I seee that this "index assigned to the interface" language for
unnumbered address types originates from RFC 8029, but both this
document and 8029 leave me confused as to the encoding used for this
index (for either/both IPv4 or IPv6 address types).

[My comment about "Must Be Zero" and allocatable bits also applies here]

Section 12

This document also adds a capability "negotiation" mechanism for MPLS
echo request/reply exchanges.  As MPLS does not offer integrity
protection for its messages, this negotiation is only as trustworthy as
the network from which messages are accepted as valid, and initiators
have no recourse but to accept faithfully the echo replies received.

   To prevent leakage of vital information to untrusted users, a
   responder LSR MUST only accept MPLS echo request messages from
   designated trusted sources via filtering source IP address field of
   received MPLS echo request messages.  [...]
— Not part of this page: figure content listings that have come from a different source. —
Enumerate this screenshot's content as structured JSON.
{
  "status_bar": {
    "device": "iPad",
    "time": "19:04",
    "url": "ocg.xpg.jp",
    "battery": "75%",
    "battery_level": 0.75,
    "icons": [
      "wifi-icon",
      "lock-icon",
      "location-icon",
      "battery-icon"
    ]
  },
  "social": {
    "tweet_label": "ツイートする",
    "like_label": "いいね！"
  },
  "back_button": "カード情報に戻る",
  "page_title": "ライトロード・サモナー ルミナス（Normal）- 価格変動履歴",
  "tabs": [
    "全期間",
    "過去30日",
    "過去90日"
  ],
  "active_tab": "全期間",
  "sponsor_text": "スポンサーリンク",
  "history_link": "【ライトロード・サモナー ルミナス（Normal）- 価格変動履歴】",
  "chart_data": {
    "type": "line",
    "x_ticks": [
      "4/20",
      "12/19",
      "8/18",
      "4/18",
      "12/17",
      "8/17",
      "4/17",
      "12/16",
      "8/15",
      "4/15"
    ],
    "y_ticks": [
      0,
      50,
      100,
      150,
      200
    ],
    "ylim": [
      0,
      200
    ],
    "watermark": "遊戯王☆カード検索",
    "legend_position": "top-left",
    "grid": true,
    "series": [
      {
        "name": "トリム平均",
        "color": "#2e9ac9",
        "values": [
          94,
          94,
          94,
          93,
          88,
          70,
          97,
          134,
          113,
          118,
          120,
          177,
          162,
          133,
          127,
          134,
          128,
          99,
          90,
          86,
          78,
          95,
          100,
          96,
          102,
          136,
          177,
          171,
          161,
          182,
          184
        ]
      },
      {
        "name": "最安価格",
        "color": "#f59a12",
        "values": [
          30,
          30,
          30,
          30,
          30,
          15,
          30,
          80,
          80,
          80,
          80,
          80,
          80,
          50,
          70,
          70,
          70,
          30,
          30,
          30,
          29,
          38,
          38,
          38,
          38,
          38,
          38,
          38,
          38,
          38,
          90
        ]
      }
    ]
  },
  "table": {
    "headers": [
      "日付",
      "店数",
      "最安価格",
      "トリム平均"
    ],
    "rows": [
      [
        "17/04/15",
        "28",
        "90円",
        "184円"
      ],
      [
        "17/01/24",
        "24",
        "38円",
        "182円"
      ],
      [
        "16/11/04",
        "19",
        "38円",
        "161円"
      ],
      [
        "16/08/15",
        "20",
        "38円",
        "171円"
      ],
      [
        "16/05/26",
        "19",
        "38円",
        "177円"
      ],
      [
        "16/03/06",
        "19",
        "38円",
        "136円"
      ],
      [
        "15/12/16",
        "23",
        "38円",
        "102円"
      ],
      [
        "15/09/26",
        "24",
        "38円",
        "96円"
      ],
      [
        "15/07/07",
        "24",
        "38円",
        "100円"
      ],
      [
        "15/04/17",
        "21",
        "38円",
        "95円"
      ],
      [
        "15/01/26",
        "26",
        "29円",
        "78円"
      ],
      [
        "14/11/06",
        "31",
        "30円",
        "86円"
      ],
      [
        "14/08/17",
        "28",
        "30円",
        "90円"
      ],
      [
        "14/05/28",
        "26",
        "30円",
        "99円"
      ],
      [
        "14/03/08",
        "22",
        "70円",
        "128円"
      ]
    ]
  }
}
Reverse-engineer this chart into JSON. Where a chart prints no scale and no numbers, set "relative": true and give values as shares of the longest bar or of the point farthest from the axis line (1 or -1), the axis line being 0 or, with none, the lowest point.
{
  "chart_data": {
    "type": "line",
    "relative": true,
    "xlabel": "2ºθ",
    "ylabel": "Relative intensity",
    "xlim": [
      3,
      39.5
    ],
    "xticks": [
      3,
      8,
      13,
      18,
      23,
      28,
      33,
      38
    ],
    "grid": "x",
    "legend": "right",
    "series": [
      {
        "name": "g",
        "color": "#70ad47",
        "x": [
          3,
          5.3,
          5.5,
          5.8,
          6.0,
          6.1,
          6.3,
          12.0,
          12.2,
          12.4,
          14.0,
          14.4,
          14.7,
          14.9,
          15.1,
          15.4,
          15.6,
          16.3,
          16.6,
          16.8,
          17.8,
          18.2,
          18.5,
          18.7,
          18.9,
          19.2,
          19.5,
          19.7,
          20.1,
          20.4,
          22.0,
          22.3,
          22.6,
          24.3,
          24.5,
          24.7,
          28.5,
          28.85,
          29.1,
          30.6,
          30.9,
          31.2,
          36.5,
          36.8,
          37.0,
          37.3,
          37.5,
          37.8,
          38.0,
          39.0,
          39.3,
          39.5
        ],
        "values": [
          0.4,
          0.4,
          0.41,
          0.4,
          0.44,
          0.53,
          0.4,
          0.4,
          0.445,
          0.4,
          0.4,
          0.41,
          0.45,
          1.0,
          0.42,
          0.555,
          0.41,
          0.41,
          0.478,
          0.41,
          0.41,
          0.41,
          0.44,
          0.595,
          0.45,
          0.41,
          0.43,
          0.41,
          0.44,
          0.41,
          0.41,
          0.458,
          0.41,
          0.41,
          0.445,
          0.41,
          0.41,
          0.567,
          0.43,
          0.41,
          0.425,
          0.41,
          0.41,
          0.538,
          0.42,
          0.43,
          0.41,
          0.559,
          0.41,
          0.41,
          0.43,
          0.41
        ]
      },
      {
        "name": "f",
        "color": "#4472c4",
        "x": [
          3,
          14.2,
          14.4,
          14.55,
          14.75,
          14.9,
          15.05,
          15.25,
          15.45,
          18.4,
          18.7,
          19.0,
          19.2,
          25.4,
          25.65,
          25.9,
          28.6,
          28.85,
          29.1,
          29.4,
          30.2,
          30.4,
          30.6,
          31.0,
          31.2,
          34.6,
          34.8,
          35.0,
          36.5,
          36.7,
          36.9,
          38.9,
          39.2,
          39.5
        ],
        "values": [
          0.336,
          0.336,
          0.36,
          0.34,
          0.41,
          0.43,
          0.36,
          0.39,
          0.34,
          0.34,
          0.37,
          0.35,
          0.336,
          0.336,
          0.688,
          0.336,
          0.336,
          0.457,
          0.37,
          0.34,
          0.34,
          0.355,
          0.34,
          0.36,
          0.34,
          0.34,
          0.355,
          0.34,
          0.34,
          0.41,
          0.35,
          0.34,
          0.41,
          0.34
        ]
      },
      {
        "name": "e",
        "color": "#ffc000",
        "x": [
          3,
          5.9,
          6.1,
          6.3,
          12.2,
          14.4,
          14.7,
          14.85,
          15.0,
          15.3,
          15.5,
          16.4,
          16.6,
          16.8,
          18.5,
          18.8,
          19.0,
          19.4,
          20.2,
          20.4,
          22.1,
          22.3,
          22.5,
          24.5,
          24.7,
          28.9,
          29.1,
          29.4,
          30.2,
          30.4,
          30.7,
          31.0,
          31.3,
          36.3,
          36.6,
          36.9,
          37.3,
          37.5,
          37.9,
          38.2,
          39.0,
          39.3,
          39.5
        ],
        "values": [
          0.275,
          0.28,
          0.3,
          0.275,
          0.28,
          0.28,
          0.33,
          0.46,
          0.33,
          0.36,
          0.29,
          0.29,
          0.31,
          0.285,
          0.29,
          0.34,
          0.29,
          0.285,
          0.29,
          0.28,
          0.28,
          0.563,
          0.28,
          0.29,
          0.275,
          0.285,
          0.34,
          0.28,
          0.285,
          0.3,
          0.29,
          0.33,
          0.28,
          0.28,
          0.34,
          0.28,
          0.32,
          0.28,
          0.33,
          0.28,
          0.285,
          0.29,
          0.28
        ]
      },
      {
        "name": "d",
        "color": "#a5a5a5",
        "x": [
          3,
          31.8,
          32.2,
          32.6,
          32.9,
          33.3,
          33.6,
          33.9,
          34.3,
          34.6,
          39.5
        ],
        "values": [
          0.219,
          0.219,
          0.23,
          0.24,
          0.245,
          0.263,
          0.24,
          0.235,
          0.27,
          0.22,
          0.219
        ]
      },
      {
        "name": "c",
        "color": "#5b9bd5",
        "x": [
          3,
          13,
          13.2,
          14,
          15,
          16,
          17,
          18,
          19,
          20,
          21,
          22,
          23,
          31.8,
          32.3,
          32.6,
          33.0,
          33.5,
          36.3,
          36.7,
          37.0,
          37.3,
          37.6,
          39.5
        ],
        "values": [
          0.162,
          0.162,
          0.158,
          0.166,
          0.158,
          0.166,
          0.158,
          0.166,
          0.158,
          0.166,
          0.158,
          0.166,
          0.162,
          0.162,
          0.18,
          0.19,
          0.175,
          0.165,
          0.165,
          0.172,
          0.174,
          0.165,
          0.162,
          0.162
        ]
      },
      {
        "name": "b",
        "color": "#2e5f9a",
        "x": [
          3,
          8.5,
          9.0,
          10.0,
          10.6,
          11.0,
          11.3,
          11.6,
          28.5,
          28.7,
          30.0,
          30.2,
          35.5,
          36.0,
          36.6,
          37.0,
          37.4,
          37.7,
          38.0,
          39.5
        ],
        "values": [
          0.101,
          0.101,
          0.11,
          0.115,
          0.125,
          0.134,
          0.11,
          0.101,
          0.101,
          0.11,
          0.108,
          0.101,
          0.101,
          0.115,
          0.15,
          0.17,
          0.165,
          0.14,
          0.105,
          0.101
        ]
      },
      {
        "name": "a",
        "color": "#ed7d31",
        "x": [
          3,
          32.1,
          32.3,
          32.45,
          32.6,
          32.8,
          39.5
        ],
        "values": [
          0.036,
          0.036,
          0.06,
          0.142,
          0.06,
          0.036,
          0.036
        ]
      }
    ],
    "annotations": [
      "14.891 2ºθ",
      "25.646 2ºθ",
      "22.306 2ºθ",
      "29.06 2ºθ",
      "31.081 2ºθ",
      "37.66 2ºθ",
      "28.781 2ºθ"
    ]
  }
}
I'd prefer to see a note added here about how "source IP address
filtering provides only a weak form of access control and is not, in
general, a reliable security mechanism.  Nonetheless, it is required
here in the absence of any more robust mechanism that might be used."

Section 13

Should we ask IANA to update the "Interface and Label Stack Address
Types" registry to also refer to this document, since we are sharing the
registry between the Interface and Label Stack TLV and the Detailed

Section 13.2

The range 4-31743 spans two different allocation procedures (Standards
Action and Specification Required - Experimental RFC needed); I assume
that we want the 4-16383 range for Standards Action - mandatory TLVs.

Section 13.4

We don't say what range we want this to be allocated from -- I assume
4-16383 since this is a negotiated feature and sending it outside the
negotiated scenario should be an error.

Section 13.4.1

(I note that some existing sub-TLV registries have "Experimental RFC
required" for the experimental ranges, but that is arguably more
stringent than necessary; Specification Required seems more appropriate
for this case.)

Appendix A

I was kind of hoping for some more guidance on what an initiator could
do in these scenarios to try to get better visibility into the switch
behavior (and, hopefully, a workaround to get reliable echo responses
that cover all LAG member links).  AFAICT there's not a better option
than "try a bunch of entropy labels and see what responses you can get
back" and that's the same remedy in all the described topologies, but it
would be nice to have this stated explicitly for the reader.

Section A.1

                    In the worst case, MPLS echo request messages with
   specific entropies to exercise every LAG members from R1 to S1 can
   all reach R2 via same LAG member.  [...]

I'm confused by the phrase "specific entropies to exercise every LAG
members [sic] from R1 to S1" -- is there some deterministic algorithm by
which a specific entropy label value will force a specific LAG member
link?  My understanding was that the entropy was used as input to an
opaque hash function and that trial-and-error was the only way to
explore the mapping from entropy value to LAG member link taken.